I guess you’re right. A lot of people just don’t have the time. Too many video games to play and TV shows to watch.
Mas said:
25 July 2007, 12:41 PM
I agree that there aren’t many bloggers around our group of friends. I used to blog on xanga way back in the day…(yah..xanga. lol) I didn’t feel as tho enough people were reading it to really make it worth my time. I guess I was an uninteresting person. O well. I’ve only myself to blame for that. Sometimes I write a note or two on facebook tho. At least then, there’s a possibility that someone would read it.
Xanga was also ugly. I didn’t take the time to make it nice or anything, and it seemed like too much effort.
Either way, it came down to did I have enough time and patience to write something, and did I want people to know what I’ve been upto? Call me lazy but it seems like a lot of work to try to get a lot of readers and commenters by going out to others’ sites and reading their blogs and commenting on their stuff.
Alex said:
25 July 2007, 9:37 PM
Mas said:
LOL. Way to put yourself down, man. Anyway, even if you don’t get as many people visiting your blog, you can be more confident that the people who do visit are more likely to be the people who care about what you have to say.
Mas said:
You got that right. Xanga’s make me vomit. Is that mean? That’s mean.
You seem to be treating the readership role as an obligation… as if you aren’t motivated simply by intellectual curiosity. You should be contributing to other people’s blogs because the discussion interests you. I don’t hold it against you at all if you just don’t care about what someone has to say.
Rodney said:
25 July 2007, 10:07 PM
Oh yeah, I was supposed to be buying a domain name and working on a real website. Oops..uh..I’ll get around to it..sometime…

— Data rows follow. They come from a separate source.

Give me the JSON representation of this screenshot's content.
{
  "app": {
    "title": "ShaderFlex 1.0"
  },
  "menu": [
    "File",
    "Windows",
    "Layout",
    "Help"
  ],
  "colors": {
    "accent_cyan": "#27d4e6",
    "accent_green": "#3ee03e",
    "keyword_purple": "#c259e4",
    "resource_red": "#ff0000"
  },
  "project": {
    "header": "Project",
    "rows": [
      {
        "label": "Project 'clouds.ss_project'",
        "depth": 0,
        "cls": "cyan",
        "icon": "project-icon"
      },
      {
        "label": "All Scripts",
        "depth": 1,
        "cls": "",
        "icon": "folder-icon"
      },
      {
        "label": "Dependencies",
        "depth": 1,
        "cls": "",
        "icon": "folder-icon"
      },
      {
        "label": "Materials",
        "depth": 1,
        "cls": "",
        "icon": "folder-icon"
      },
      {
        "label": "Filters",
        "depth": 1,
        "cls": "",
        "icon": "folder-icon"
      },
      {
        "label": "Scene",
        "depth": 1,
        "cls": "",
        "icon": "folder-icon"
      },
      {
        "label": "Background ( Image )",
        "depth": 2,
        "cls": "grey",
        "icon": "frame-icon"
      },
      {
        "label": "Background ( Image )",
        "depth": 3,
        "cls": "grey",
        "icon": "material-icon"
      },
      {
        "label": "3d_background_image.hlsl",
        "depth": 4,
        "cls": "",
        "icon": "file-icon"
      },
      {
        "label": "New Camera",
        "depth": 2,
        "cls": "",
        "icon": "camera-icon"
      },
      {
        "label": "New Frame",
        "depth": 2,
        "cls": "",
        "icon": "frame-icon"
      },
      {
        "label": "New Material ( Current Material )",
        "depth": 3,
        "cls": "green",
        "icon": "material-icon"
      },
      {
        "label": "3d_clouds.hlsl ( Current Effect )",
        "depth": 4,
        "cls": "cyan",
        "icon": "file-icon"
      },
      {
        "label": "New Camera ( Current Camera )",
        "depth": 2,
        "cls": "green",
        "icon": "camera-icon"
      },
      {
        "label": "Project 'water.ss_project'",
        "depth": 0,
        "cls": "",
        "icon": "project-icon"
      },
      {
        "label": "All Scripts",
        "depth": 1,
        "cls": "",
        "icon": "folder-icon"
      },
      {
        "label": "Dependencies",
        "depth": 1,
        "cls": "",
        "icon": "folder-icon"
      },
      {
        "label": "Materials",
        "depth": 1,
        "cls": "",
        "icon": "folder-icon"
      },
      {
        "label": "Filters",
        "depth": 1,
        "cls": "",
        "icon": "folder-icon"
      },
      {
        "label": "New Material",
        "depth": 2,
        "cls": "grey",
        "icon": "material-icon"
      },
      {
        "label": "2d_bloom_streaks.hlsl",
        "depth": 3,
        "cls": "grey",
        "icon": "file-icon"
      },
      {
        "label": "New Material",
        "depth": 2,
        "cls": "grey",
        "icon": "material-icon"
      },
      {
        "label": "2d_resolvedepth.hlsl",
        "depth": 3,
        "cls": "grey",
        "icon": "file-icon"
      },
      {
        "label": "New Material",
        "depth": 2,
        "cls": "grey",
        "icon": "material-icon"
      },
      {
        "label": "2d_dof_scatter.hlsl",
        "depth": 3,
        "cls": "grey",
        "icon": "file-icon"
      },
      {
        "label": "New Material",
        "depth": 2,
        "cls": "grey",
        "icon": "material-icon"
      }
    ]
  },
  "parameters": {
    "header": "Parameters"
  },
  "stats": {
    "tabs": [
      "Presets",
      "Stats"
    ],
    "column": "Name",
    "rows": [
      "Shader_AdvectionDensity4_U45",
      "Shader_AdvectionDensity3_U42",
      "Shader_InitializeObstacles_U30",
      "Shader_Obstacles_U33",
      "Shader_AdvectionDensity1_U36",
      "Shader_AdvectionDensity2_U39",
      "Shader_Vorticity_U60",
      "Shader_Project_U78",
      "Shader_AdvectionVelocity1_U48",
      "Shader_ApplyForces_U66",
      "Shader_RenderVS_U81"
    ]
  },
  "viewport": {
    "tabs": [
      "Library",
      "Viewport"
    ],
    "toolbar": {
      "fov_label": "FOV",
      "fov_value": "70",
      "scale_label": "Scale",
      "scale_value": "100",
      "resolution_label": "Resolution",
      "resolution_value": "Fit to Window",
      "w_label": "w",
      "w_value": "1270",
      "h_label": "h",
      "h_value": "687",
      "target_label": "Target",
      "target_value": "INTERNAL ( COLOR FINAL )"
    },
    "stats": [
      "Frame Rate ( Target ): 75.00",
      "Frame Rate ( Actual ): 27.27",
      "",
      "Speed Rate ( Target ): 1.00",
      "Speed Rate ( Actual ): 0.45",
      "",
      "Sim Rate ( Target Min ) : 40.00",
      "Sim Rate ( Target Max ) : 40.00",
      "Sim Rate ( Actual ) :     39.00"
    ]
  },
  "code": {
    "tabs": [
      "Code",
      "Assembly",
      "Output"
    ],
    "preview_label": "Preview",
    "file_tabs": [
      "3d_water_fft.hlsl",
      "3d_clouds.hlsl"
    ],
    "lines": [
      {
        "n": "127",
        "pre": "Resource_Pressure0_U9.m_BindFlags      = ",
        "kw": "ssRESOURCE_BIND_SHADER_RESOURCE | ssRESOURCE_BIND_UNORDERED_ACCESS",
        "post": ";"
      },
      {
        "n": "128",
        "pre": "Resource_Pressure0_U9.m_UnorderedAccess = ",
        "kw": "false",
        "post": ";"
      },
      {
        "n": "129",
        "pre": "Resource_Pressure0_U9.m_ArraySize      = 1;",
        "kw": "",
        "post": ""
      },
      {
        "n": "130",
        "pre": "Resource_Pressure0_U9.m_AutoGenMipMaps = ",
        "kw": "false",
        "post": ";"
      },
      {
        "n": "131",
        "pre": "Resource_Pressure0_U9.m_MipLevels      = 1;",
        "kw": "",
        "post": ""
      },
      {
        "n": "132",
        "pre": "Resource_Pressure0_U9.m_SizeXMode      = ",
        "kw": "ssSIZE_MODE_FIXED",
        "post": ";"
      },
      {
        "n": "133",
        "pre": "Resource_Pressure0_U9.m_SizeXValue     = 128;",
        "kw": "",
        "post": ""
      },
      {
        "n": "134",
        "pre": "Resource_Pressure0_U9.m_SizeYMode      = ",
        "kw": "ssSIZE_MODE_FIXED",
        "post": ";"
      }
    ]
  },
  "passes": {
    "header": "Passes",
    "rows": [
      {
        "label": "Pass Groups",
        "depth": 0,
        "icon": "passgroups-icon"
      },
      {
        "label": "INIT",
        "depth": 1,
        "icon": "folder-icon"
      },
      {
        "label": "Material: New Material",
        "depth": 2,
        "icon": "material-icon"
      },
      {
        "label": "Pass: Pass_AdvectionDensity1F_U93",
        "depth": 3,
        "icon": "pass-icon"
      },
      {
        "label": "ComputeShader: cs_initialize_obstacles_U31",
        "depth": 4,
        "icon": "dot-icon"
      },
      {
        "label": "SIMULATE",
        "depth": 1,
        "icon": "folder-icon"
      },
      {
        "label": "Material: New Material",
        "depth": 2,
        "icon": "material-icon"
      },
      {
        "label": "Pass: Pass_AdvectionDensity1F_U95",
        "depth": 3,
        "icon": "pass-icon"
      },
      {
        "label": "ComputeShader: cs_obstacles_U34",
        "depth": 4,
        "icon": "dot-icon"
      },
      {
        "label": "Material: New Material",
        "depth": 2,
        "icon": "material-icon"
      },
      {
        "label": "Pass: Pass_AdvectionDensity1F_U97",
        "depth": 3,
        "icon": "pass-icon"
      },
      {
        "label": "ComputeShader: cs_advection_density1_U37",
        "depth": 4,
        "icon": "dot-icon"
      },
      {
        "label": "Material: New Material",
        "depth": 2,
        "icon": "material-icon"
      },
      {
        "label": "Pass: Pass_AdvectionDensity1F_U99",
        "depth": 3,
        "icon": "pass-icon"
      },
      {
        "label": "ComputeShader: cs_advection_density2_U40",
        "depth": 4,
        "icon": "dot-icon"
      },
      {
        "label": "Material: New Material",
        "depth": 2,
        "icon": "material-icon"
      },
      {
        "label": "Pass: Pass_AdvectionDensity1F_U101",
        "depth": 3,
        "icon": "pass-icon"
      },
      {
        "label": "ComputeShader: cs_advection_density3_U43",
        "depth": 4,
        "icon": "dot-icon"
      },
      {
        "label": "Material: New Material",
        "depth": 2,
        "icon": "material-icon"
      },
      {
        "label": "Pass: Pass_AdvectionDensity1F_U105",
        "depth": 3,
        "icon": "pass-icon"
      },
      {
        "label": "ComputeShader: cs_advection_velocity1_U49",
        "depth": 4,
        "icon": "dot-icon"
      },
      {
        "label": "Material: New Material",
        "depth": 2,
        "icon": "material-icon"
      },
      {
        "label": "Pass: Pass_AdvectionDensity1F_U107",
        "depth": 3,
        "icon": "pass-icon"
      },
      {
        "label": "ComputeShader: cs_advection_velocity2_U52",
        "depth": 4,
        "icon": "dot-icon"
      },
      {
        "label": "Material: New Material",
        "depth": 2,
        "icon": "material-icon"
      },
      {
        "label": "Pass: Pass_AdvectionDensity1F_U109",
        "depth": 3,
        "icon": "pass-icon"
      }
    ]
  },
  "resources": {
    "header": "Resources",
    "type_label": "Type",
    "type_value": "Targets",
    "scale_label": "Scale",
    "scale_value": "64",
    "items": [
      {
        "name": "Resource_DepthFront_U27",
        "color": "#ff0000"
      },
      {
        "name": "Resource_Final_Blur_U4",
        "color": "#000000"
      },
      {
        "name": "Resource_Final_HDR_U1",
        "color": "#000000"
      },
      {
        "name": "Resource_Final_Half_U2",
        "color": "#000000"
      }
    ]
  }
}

On a different note, another thought that’s entered my head lately related to blogging is how image-conscious my employer is. Someone on the floor below me was fired last year for whining about her work situation on Xanga (I think it was Xanga, not sure). Not that this is going to stop be from blogging (laziness will do a much more effective job of doing that), but it’s something at the back of my mind.
Alex said:
25 July 2007, 10:17 PM
Mmm, people getting fired because they whine about work constitutes a more general fault in my opinion: resorting to the blog as an outlet of unconstructive frustration and anguish. You can certainly bring personal matters to the table, but it’s probably not a good idea to just bitch and whine about, say, co-workers.
me said:
28 July 2007, 1:21 AM
been out of pocket but wanted to respond and speak to what you said earlier– so, hmm i wasn’t saying that given A is comfortable with doing X, Y forces A to do.. etc. etc. all the aforementioned statements you had said, but rather, that people who do Y share the common characteristic of being comfortable with doing X. i do think that there are various motivators to why people blog, but i think at the heart of it bloggers share the common accord of this comfortability that i was talking about.
..where does “simonlife” come from? or what i mean to ask is, what is the story behind the name of and inception of your blog “simonlife”
Alex said:
29 July 2007, 4:02 PM
I first named my blog “TotalDistance” when I was a sophomore in high school, and a few traces of its existence can be found on the Internet Archive. In early 2002, I was inspired by a song to give it the name it carries today.